Legend of Zelda, The - Twilight Princessのレビュー
黄昏の色合い、ベールに包まれた光、そして一段と荒々しいハイラルが、荘厳でほとんど絵画のような空気を織りなす。狼への変身と影の世界が、その物憂げな作風を稀有な一貫性で押し広げる。前作とは対照的なこの視覚的な厳粛さは、シリーズ屈指の魅惑をいまも放ち続ける。
より暗く荘厳に、音楽は低い弦と物憂げな主題でハイラルの黄昏に寄り添う。儚さと神秘のあいだで揺れるミドナの旋律は、コントローラーを置いたあとも長く心に取り憑く。雰囲気と完璧に調和したこの管弦楽の厳粛さは、シリーズ随一の感情の頂のひとつを刻む。
リンクと狼の姿を切り替え、多彩な道具を使いこなし、創意に満ちたダンジョンに挑む――冒険は、際立って滑らかなメカニクスを繰り広げる。馬上の決闘や隠し技が、すでに豊かな戦闘にさらに厚みを加える。革新的というより正統派だが、その作り込みは丁寧きわまり、初めから終わりまで楽しさが途切れない。
ダンジョンからダンジョンへ進み、先を開くアイテムを得て、広大な世界をくまなく探る流れが、なかなか手を離せない歩みを織り上げる。人の姿と狼の姿を切り替え、謎を解き、装備を揃えていくことで、短い目標と絶え間ない報酬が連なっていく。
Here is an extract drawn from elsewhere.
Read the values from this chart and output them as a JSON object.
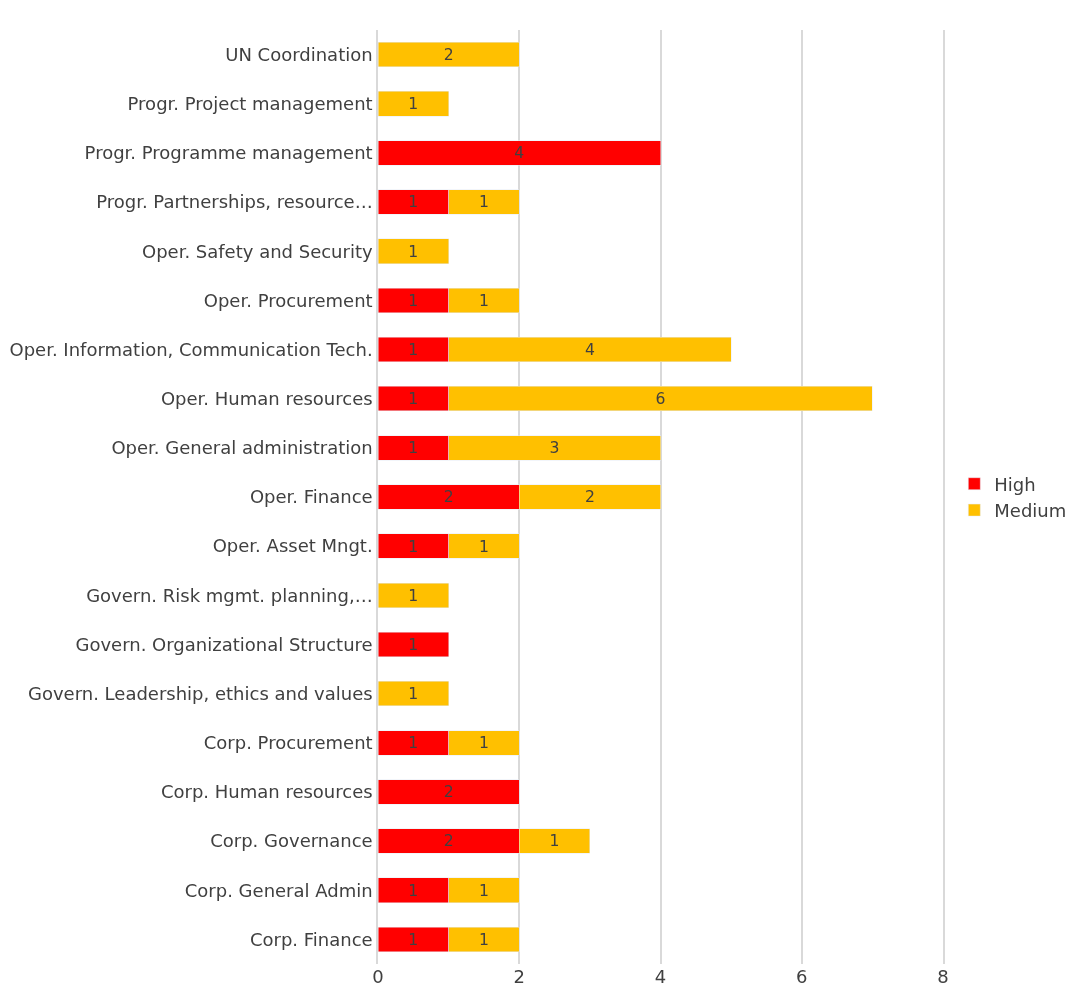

序盤はやや間延びするが、この冒険と発見のメカニズムは見事な引力を保ち続ける。
黄昏に染まったハイラルを、人として、また狼として駆け巡る旅は、巧妙なダンジョン、謎解き、探索すべき土地に満ちた叙事詩を切り開く。シリーズ屈指の長さを誇る本筋に、長く引き止めるサブクエストや収集要素が重なる。野心的な演出に支えられたこの壮大さが、じっくり時間をかけて味わう冒険の頂点たらしめている。